It seemed harmless at the time. A simple decision that would haunt me for several weeks. I was having a brief conversation with a co-worker about a recent Mashable article titled, “44 Female Founders You Should Know.” My mentioning of the article led to my co-worker telling me about self-made billionaire Sara Blakely, founder of Spanx (if you don’t know what I am referencing, bless you). To my surprise, she (my co-worker) informed me that Spanx now offers Spanx for men. Naturally, I headed to Spanx.com (don’t click it) to see this firsthand. Unbeknownst to me, I was leaving a data trail.
For the past several weeks, I continually see Spanx banner advertisements on nearly every website I visit. As I have since concluded, my web traffic patterns have been recorded and I am now considered a potential Spanx customer. Data is taking over the world and I have decided to share my insight, horror and plain amazement with you!
Data Scientist, The New “Social Media Guru”
The job title “Data Scientist has become commonplace, overnight. As the social media industry cools slightly or significantly depending on who you ask (reference ‘Facebook IPO‘ and ‘Zynga Struggles‘), Silicon Valley has switched focus over to Big Data. How big is “Big Data”? More accurately, how much is “Big Data” worth? In 2010 and 2011, VCs and the American government sunk over $4 billion into Big Data startups. Could this be a mere fad (reference “acid wash jeans” or “parachute pants”)?
In short, no. Big Data is the product of a few key timeless elements: improvements in technology, demand for unique data sets and desire to access this information quickly/easily. Big Data is here to stay.
Which types of data sets are being collected: Any available information that can be collected, categorized and analyzed to reveal insights about consumers in all demographics.
Information sources: Web-browsing data trails, social network communications and sensor data.
How are they collecting the data: Several methods are used, but a few data collection processes are very prevalent.

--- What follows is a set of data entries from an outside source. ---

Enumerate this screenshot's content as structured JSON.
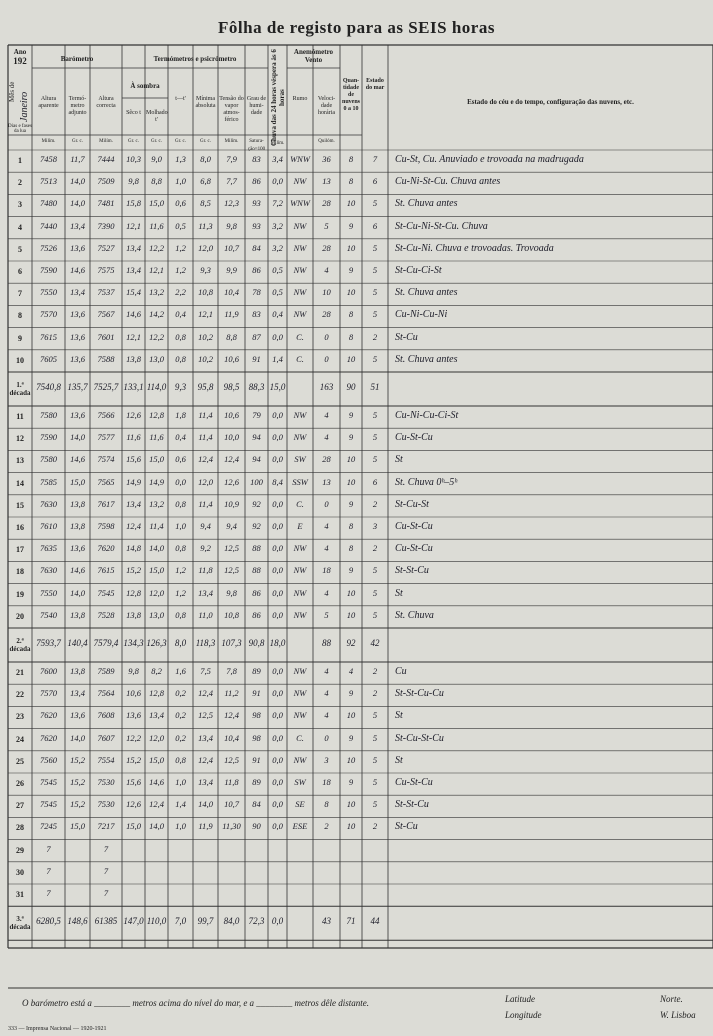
{
  "header": {
    "title": "Fôlha de registo para as SEIS horas",
    "year_label": "Ano",
    "year": "192",
    "month_label": "Mês de",
    "month": "Janeiro",
    "groups": {
      "barometer": "Barómetro",
      "thermometers": "Termómetros e psicrómetro",
      "shade": "À sombra",
      "anemometer": "Anemómetro\nVento"
    }
  },
  "columns": [
    "Dias e fases da lua",
    "Altura aparente",
    "Termó-metro adjunto",
    "Altura correcta",
    "Sêco t",
    "Molhado t'",
    "t—t'",
    "Mínima absoluta",
    "Tensão do vapor atmos-férico",
    "Grau de humi-dade",
    "Chuva das 24 horas véspera às 6 horas",
    "Rumo",
    "Veloci-dade horária",
    "Quan-tidade de nuvens 0 a 10",
    "Estado do mar",
    "Estado do céu e do tempo, configuração das nuvens, etc."
  ],
  "units": [
    "Milím.",
    "Gr. c.",
    "Milím.",
    "Gr. c.",
    "Gr. c.",
    "Gr. c.",
    "Gr. c.",
    "Milím.",
    "Satura-ção=100",
    "Milím.",
    "Quilóm."
  ],
  "table": {
    "rows": [
      {
        "label": "1",
        "cells": [
          "7458",
          "11,7",
          "7444",
          "10,3",
          "9,0",
          "1,3",
          "8,0",
          "7,9",
          "83",
          "3,4",
          "WNW",
          "36",
          "8",
          "7",
          "Cu-St, Cu. Anuviado e trovoada na madrugada"
        ]
      },
      {
        "label": "2",
        "cells": [
          "7513",
          "14,0",
          "7509",
          "9,8",
          "8,8",
          "1,0",
          "6,8",
          "7,7",
          "86",
          "0,0",
          "NW",
          "13",
          "8",
          "6",
          "Cu-Ni-St-Cu. Chuva antes"
        ]
      },
      {
        "label": "3",
        "cells": [
          "7480",
          "14,0",
          "7481",
          "15,8",
          "15,0",
          "0,6",
          "8,5",
          "12,3",
          "93",
          "7,2",
          "WNW",
          "28",
          "10",
          "5",
          "St. Chuva antes"
        ]
      },
      {
        "label": "4",
        "cells": [
          "7440",
          "13,4",
          "7390",
          "12,1",
          "11,6",
          "0,5",
          "11,3",
          "9,8",
          "93",
          "3,2",
          "NW",
          "5",
          "9",
          "6",
          "St-Cu-Ni-St-Cu. Chuva"
        ]
      },
      {
        "label": "5",
        "cells": [
          "7526",
          "13,6",
          "7527",
          "13,4",
          "12,2",
          "1,2",
          "12,0",
          "10,7",
          "84",
          "3,2",
          "NW",
          "28",
          "10",
          "5",
          "St-Cu-Ni. Chuva e trovoadas. Trovoada"
        ]
      },
      {
        "label": "6",
        "cells": [
          "7590",
          "14,6",
          "7575",
          "13,4",
          "12,1",
          "1,2",
          "9,3",
          "9,9",
          "86",
          "0,5",
          "NW",
          "4",
          "9",
          "5",
          "St-Cu-Ci-St"
        ]
      },
      {
        "label": "7",
        "cells": [
          "7550",
          "13,4",
          "7537",
          "15,4",
          "13,2",
          "2,2",
          "10,8",
          "10,4",
          "78",
          "0,5",
          "NW",
          "10",
          "10",
          "5",
          "St. Chuva antes"
        ]
      },
      {
        "label": "8",
        "cells": [
          "7570",
          "13,6",
          "7567",
          "14,6",
          "14,2",
          "0,4",
          "12,1",
          "11,9",
          "83",
          "0,4",
          "NW",
          "28",
          "8",
          "5",
          "Cu-Ni-Cu-Ni"
        ]
      },
      {
        "label": "9",
        "cells": [
          "7615",
          "13,6",
          "7601",
          "12,1",
          "12,2",
          "0,8",
          "10,2",
          "8,8",
          "87",
          "0,0",
          "C.",
          "0",
          "8",
          "2",
          "St-Cu"
        ]
      },
      {
        "label": "10",
        "cells": [
          "7605",
          "13,6",
          "7588",
          "13,8",
          "13,0",
          "0,8",
          "10,2",
          "10,6",
          "91",
          "1,4",
          "C.",
          "0",
          "10",
          "5",
          "St. Chuva antes"
        ]
      },
      {
        "label": "1.ª\ndécada",
        "cells": [
          "7540,8",
          "135,7",
          "7525,7",
          "133,1",
          "114,0",
          "9,3",
          "95,8",
          "98,5",
          "88,3",
          "15,0",
          "",
          "163",
          "90",
          "51",
          ""
        ]
      },
      {
        "label": "11",
        "cells": [
          "7580",
          "13,6",
          "7566",
          "12,6",
          "12,8",
          "1,8",
          "11,4",
          "10,6",
          "79",
          "0,0",
          "NW",
          "4",
          "9",
          "5",
          "Cu-Ni-Cu-Ci-St"
        ]
      },
      {
        "label": "12",
        "cells": [
          "7590",
          "14,0",
          "7577",
          "11,6",
          "11,6",
          "0,4",
          "11,4",
          "10,0",
          "94",
          "0,0",
          "NW",
          "4",
          "9",
          "5",
          "Cu-St-Cu"
        ]
      },
      {
        "label": "13",
        "cells": [
          "7580",
          "14,6",
          "7574",
          "15,6",
          "15,0",
          "0,6",
          "12,4",
          "12,4",
          "94",
          "0,0",
          "SW",
          "28",
          "10",
          "5",
          "St"
        ]
      },
      {
        "label": "14",
        "cells": [
          "7585",
          "15,0",
          "7565",
          "14,9",
          "14,9",
          "0,0",
          "12,0",
          "12,6",
          "100",
          "8,4",
          "SSW",
          "13",
          "10",
          "6",
          "St. Chuva 0ʰ–5ʰ"
        ]
      },
      {
        "label": "15",
        "cells": [
          "7630",
          "13,8",
          "7617",
          "13,4",
          "13,2",
          "0,8",
          "11,4",
          "10,9",
          "92",
          "0,0",
          "C.",
          "0",
          "9",
          "2",
          "St-Cu-St"
        ]
      },
      {
        "label": "16",
        "cells": [
          "7610",
          "13,8",
          "7598",
          "12,4",
          "11,4",
          "1,0",
          "9,4",
          "9,4",
          "92",
          "0,0",
          "E",
          "4",
          "8",
          "3",
          "Cu-St-Cu"
        ]
      },
      {
        "label": "17",
        "cells": [
          "7635",
          "13,6",
          "7620",
          "14,8",
          "14,0",
          "0,8",
          "9,2",
          "12,5",
          "88",
          "0,0",
          "NW",
          "4",
          "8",
          "2",
          "Cu-St-Cu"
        ]
      },
      {
        "label": "18",
        "cells": [
          "7630",
          "14,6",
          "7615",
          "15,2",
          "15,0",
          "1,2",
          "11,8",
          "12,5",
          "88",
          "0,0",
          "NW",
          "18",
          "9",
          "5",
          "St-St-Cu"
        ]
      },
      {
        "label": "19",
        "cells": [
          "7550",
          "14,0",
          "7545",
          "12,8",
          "12,0",
          "1,2",
          "13,4",
          "9,8",
          "86",
          "0,0",
          "NW",
          "4",
          "10",
          "5",
          "St"
        ]
      },
      {
        "label": "20",
        "cells": [
          "7540",
          "13,8",
          "7528",
          "13,8",
          "13,0",
          "0,8",
          "11,0",
          "10,8",
          "86",
          "0,0",
          "NW",
          "5",
          "10",
          "5",
          "St. Chuva"
        ]
      },
      {
        "label": "2.ª\ndécada",
        "cells": [
          "7593,7",
          "140,4",
          "7579,4",
          "134,3",
          "126,3",
          "8,0",
          "118,3",
          "107,3",
          "90,8",
          "18,0",
          "",
          "88",
          "92",
          "42",
          ""
        ]
      },
      {
        "label": "21",
        "cells": [
          "7600",
          "13,8",
          "7589",
          "9,8",
          "8,2",
          "1,6",
          "7,5",
          "7,8",
          "89",
          "0,0",
          "NW",
          "4",
          "4",
          "2",
          "Cu"
        ]
      },
      {
        "label": "22",
        "cells": [
          "7570",
          "13,4",
          "7564",
          "10,6",
          "12,8",
          "0,2",
          "12,4",
          "11,2",
          "91",
          "0,0",
          "NW",
          "4",
          "9",
          "2",
          "St-St-Cu-Cu"
        ]
      },
      {
        "label": "23",
        "cells": [
          "7620",
          "13,6",
          "7608",
          "13,6",
          "13,4",
          "0,2",
          "12,5",
          "12,4",
          "98",
          "0,0",
          "NW",
          "4",
          "10",
          "5",
          "St"
        ]
      },
      {
        "label": "24",
        "cells": [
          "7620",
          "14,0",
          "7607",
          "12,2",
          "12,0",
          "0,2",
          "13,4",
          "10,4",
          "98",
          "0,0",
          "C.",
          "0",
          "9",
          "5",
          "St-Cu-St-Cu"
        ]
      },
      {
        "label": "25",
        "cells": [
          "7560",
          "15,2",
          "7554",
          "15,2",
          "15,0",
          "0,8",
          "12,4",
          "12,5",
          "91",
          "0,0",
          "NW",
          "3",
          "10",
          "5",
          "St"
        ]
      },
      {
        "label": "26",
        "cells": [
          "7545",
          "15,2",
          "7530",
          "15,6",
          "14,6",
          "1,0",
          "13,4",
          "11,8",
          "89",
          "0,0",
          "SW",
          "18",
          "9",
          "5",
          "Cu-St-Cu"
        ]
      },
      {
        "label": "27",
        "cells": [
          "7545",
          "15,2",
          "7530",
          "12,6",
          "12,4",
          "1,4",
          "14,0",
          "10,7",
          "84",
          "0,0",
          "SE",
          "8",
          "10",
          "5",
          "St-St-Cu"
        ]
      },
      {
        "label": "28",
        "cells": [
          "7245",
          "15,0",
          "7217",
          "15,0",
          "14,0",
          "1,0",
          "11,9",
          "11,30",
          "90",
          "0,0",
          "ESE",
          "2",
          "10",
          "2",
          "St-Cu"
        ]
      },
      {
        "label": "29",
        "cells": [
          "7",
          "",
          "7",
          "",
          "",
          "",
          "",
          "",
          "",
          "",
          "",
          "",
          "",
          "",
          ""
        ]
      },
      {
        "label": "30",
        "cells": [
          "7",
          "",
          "7",
          "",
          "",
          "",
          "",
          "",
          "",
          "",
          "",
          "",
          "",
          "",
          ""
        ]
      },
      {
        "label": "31",
        "cells": [
          "7",
          "",
          "7",
          "",
          "",
          "",
          "",
          "",
          "",
          "",
          "",
          "",
          "",
          "",
          ""
        ]
      },
      {
        "label": "3.ª\ndécada",
        "cells": [
          "6280,5",
          "148,6",
          "61385",
          "147,0",
          "110,0",
          "7,0",
          "99,7",
          "84,0",
          "72,3",
          "0,0",
          "",
          "43",
          "71",
          "44",
          ""
        ]
      }
    ]
  },
  "footer": {
    "barometer_note": "O barómetro está a ________ metros acima do nível do mar, e a ________ metros dêle distante.",
    "latitude": "Latitude",
    "north": "Norte.",
    "longitude": "Longitude",
    "west": "W. Lisboa",
    "imprint": "333 — Imprensa Nacional — 1920-1921"
  }
}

These methods include: logfile analysis, detecting patterns & changes in large data flows, Hadoop cluster processing claims and SQL queries.
What’s that? You don’t speak data. Just nod your head and smile (that’s what I do!).
Costs: Expensive. No Groupons yet. Investment can be quite substantial with an opportunity for great return if utilized effectively.
The Shift From How We Obtain It…To How We Use It
It’s important to note that data mining is heavily driven by mathematical and engineering solutions. The result is complex data sets that are not limited to three- or four-dimensional taxonomy and order. The challenge for Big Data companies then becomes organizing, analyzing, categorizing and ultimately commoditizing their findings. While Data Scientists continue to progress and provide increasingly sophisticated solutions, the challenges they face remain: verifying accuracy, discovering trends and providing valuable insights to their clients.
Remix! Reworking, Reorganizing and Reinventing Existing Data For New Services
As summer blockbuster movies have shown in recent years, the remake is “so hot right now” (insert Mugatu voice). The startup community is experiencing a similar trend with startups like Hoppit. Like many other founders, Steven Dziedzic started Hoppit because he was inspired by a personal need. As a single guy, Dziedzic would go on as many as three dates a week. While information databases like Yelp provided a wealth of information about restaurants, bars and clubs, there were still information gaps and it took too long to find the information he actually needed.
The missing element or categorization Dziedzic discovered was “vibe.”
Using specific algorithms to target keywords and phrases contained within customer reviews on sites like Yelp, Hoppit’s five-person team is able to determine the “vibe” of popular restaurants in New York (expanding to a market near you soon!). Dziedzic’s revelation is reflective of a much greater point. While improvements in science and technology will continue to eliminate certain functions performed previously by humans, perfecting and refining big data will rely heavily on humans for the time being (at least until Armageddon or when the Clippers win a championship, boom!). Additionally, there are many tasks that still require the ability to make subjective decisions which are a distinctly human attribute for now.
Big Data Cultivated By Machines, Perfected By Humans
We are on the precipice of a fundamental change in labor. Despite where you might think I’m going with this, we are far from the age of the Jetsons. There are no signs of robot maids being available anytime soon (even though I pray every day for just that). However, we have made remarkable steps towards being able to access unprecedented amounts of information available immediately, at your fingertips. Human beings are not in competition with machines. Rather, we have become complementary of each other. The race for unique data sets continues to fuel the growth of the Big Data industry. The solutions provided by Big Data companies remain imperfect. Humans are still required to verify data accuracy, refine algorithms to produce valuable insights and optimize data sets for use by companies. Employing the right team of people to utilize data correctly will ultimately determine a company’s longevity. Like all industries, data also contains a diverse set of jobs ranging from entry level data transcription to high-level data scientists or data forecasters. Data has quickly become one of the world’s largest unnatural resources. How you cultivate, categorize and capitalize (C^3, trademarking that) on this growing resource is up to you?